I agree with Zhengyu's suggestion of using MonitorLocker and waiting
on the locker, rather than using naked _blocker->wait_xxx.

You replied:
> I plan to drop the for-Java Monitor and use os::PlatformMonitor
> instead here. That removes all _no_safepoint_check_flag code.

I don't think that should be done. PlatformMutex/Monitor are intended
intended for use in the implementation of Monitor/Mutex, as an
abstraction over the actual platform facilities. The "usual"
facilities should not be casually bypassed. (I am aware there are a
few direct uses of the Platform layer. Some of those might be simple
bugs. Some may be doing somewhat weird things that have difficulties
with the usual facilities, particularly with rank nesting checks,
which might arguably be considered an overly convoluted code bug.)
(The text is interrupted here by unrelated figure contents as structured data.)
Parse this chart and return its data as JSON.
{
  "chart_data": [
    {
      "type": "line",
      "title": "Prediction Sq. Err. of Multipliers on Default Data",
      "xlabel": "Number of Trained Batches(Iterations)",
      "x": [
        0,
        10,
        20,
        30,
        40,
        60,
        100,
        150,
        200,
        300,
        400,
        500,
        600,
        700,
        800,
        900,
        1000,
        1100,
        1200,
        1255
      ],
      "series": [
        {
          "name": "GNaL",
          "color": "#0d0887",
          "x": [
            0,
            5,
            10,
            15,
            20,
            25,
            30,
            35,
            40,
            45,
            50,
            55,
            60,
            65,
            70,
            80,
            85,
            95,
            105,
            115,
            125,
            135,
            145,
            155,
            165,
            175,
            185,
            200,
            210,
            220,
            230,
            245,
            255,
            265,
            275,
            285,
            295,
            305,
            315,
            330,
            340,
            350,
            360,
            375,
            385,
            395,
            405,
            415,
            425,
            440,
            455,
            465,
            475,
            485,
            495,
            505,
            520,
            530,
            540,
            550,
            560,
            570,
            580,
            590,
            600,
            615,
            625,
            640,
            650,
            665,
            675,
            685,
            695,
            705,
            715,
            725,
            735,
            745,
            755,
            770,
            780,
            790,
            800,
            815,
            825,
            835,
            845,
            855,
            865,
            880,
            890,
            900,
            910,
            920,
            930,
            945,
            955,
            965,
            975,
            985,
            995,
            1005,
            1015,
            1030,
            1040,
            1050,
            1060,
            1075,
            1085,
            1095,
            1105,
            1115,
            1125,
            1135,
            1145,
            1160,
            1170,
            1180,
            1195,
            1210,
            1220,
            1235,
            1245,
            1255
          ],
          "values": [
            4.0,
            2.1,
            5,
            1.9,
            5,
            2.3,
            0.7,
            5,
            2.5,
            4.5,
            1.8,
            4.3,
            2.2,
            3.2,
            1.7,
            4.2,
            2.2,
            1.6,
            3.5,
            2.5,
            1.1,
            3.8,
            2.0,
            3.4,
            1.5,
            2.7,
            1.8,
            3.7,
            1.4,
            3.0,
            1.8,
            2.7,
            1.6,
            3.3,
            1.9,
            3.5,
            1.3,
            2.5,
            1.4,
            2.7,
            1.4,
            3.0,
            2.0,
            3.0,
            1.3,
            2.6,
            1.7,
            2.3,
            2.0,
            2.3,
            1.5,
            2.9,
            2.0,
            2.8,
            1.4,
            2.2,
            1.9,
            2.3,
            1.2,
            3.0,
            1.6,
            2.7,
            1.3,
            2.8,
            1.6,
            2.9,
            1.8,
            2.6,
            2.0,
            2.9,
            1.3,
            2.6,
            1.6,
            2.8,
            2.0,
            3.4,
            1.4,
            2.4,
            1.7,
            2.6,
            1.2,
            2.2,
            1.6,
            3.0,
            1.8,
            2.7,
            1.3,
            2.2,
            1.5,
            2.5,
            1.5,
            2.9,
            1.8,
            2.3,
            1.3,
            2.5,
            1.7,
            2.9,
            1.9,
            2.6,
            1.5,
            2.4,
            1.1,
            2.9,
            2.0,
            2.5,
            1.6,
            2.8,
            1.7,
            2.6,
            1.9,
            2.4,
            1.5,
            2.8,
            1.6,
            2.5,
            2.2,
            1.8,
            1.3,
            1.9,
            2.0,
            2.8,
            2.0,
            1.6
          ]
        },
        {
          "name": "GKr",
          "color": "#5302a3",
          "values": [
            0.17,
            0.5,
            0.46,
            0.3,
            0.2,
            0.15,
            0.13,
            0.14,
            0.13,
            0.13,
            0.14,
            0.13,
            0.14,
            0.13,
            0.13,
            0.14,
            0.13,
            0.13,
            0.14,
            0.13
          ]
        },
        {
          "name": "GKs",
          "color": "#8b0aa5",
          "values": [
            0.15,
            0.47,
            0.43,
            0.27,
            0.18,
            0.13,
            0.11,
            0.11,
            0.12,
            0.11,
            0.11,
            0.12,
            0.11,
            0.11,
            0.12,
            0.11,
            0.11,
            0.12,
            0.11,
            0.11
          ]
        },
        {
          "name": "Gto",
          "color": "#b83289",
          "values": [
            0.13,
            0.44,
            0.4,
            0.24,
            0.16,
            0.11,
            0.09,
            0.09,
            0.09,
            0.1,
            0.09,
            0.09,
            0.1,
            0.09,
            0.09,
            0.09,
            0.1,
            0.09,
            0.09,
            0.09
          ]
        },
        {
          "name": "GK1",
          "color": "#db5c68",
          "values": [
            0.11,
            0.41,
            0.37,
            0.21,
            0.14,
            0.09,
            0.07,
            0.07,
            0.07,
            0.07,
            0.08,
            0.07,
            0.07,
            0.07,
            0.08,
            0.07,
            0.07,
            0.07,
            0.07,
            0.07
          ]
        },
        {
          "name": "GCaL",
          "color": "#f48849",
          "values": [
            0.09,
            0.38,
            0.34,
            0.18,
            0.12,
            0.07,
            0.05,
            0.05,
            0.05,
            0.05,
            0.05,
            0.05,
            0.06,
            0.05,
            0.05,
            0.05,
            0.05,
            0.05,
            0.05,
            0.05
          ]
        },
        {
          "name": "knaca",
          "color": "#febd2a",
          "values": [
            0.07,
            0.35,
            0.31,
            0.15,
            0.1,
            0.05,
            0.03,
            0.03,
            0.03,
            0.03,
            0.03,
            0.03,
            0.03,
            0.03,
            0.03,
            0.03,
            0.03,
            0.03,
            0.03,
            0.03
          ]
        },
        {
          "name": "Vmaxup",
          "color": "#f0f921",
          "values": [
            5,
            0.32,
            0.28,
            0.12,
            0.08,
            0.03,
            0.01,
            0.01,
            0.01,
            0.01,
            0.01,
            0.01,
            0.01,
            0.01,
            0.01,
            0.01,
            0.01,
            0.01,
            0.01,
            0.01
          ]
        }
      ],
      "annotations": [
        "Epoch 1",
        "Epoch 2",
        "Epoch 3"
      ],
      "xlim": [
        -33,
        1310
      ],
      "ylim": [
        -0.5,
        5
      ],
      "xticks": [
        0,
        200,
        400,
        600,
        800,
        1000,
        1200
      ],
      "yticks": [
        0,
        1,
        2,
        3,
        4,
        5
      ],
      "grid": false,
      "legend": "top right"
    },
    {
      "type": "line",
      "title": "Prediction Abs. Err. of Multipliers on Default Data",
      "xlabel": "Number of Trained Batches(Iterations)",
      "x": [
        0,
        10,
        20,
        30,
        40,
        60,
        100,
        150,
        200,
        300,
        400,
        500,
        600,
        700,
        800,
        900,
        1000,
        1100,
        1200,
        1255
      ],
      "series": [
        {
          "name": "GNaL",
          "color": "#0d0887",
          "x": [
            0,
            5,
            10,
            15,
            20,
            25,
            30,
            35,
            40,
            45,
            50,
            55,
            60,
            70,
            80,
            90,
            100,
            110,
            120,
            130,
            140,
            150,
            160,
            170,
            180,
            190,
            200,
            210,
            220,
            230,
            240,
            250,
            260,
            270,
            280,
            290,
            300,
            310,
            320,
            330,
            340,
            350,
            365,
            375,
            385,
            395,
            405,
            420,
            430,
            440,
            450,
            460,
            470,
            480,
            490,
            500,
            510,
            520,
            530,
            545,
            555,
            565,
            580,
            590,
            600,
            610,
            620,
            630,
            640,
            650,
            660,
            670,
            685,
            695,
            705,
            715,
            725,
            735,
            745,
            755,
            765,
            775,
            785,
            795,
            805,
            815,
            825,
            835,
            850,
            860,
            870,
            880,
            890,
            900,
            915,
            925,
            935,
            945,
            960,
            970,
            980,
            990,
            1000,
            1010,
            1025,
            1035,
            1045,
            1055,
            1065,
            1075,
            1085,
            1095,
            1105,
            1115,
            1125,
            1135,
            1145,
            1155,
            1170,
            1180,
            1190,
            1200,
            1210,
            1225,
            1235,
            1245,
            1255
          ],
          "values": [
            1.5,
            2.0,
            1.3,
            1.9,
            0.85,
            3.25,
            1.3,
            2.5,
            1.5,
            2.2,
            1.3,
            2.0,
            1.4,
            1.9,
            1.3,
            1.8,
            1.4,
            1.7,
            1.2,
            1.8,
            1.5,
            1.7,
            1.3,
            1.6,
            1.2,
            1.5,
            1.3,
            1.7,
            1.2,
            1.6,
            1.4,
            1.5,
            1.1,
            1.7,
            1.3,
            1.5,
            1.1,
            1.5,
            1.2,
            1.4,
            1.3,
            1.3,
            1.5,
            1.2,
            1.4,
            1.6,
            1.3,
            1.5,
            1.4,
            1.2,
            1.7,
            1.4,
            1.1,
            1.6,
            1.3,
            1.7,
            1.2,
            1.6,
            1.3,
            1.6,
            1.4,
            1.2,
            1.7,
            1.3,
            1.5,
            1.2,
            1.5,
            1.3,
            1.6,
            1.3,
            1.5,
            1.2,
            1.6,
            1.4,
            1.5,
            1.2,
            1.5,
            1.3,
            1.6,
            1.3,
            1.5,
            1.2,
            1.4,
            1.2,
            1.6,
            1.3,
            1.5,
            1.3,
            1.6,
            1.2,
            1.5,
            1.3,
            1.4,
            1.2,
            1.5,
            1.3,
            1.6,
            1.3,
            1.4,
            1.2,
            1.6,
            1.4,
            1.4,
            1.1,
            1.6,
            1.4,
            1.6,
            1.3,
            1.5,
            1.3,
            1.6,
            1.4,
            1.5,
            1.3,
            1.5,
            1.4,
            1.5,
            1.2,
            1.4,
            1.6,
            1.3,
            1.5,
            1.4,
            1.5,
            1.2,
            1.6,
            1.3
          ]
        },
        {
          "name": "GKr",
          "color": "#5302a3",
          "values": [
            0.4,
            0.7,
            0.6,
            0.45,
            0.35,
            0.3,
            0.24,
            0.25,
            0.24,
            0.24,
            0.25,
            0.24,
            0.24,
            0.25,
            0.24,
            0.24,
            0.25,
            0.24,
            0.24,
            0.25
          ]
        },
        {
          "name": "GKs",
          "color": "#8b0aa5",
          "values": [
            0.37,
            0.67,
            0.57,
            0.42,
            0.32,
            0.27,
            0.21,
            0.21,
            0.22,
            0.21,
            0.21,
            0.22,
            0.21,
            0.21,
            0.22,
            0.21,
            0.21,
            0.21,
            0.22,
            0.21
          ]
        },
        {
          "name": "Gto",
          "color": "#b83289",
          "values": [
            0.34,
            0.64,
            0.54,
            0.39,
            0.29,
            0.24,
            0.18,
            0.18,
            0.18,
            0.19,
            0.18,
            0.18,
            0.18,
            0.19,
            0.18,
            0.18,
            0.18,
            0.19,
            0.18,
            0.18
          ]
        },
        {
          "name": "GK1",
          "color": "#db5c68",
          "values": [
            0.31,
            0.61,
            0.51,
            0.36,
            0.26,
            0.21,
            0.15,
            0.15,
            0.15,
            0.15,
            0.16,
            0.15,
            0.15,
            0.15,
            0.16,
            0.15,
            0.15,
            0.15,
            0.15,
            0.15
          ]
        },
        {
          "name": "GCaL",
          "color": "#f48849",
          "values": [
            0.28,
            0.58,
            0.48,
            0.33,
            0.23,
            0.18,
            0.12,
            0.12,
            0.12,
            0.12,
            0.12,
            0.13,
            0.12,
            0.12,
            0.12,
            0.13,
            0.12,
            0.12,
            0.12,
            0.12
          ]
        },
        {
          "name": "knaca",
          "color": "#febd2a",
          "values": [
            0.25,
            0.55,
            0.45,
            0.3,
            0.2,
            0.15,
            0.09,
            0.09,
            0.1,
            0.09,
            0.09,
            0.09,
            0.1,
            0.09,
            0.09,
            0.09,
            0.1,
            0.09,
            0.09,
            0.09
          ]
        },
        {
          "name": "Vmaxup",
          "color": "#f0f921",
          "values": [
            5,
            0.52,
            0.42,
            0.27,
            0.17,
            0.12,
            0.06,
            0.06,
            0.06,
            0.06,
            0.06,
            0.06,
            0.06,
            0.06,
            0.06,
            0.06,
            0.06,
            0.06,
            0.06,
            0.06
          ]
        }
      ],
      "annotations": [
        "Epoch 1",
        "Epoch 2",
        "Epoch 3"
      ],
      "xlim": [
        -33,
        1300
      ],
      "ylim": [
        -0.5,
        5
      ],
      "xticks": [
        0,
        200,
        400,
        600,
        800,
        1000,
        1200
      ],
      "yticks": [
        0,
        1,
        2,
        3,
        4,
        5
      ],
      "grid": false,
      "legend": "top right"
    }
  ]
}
> Also there is no MonitorUnlocker, so we'd still have to use
> MutexUnlocker. It will look a bit weird to not have matching
> locker/unlocker names.

Given that Mutex is a conceptual (and now for real) base class of
Monitor, I don't see anything wrong or strange with the unlocker
support being only at the Mutex layer. Literally duplicating it to
have a similar name at the Monitor layer would seem strange to me. If
it really makes you feel better, have a (nearby? or shared?) typedef
for MonitorLocker.

------------------------------------------------------------------------------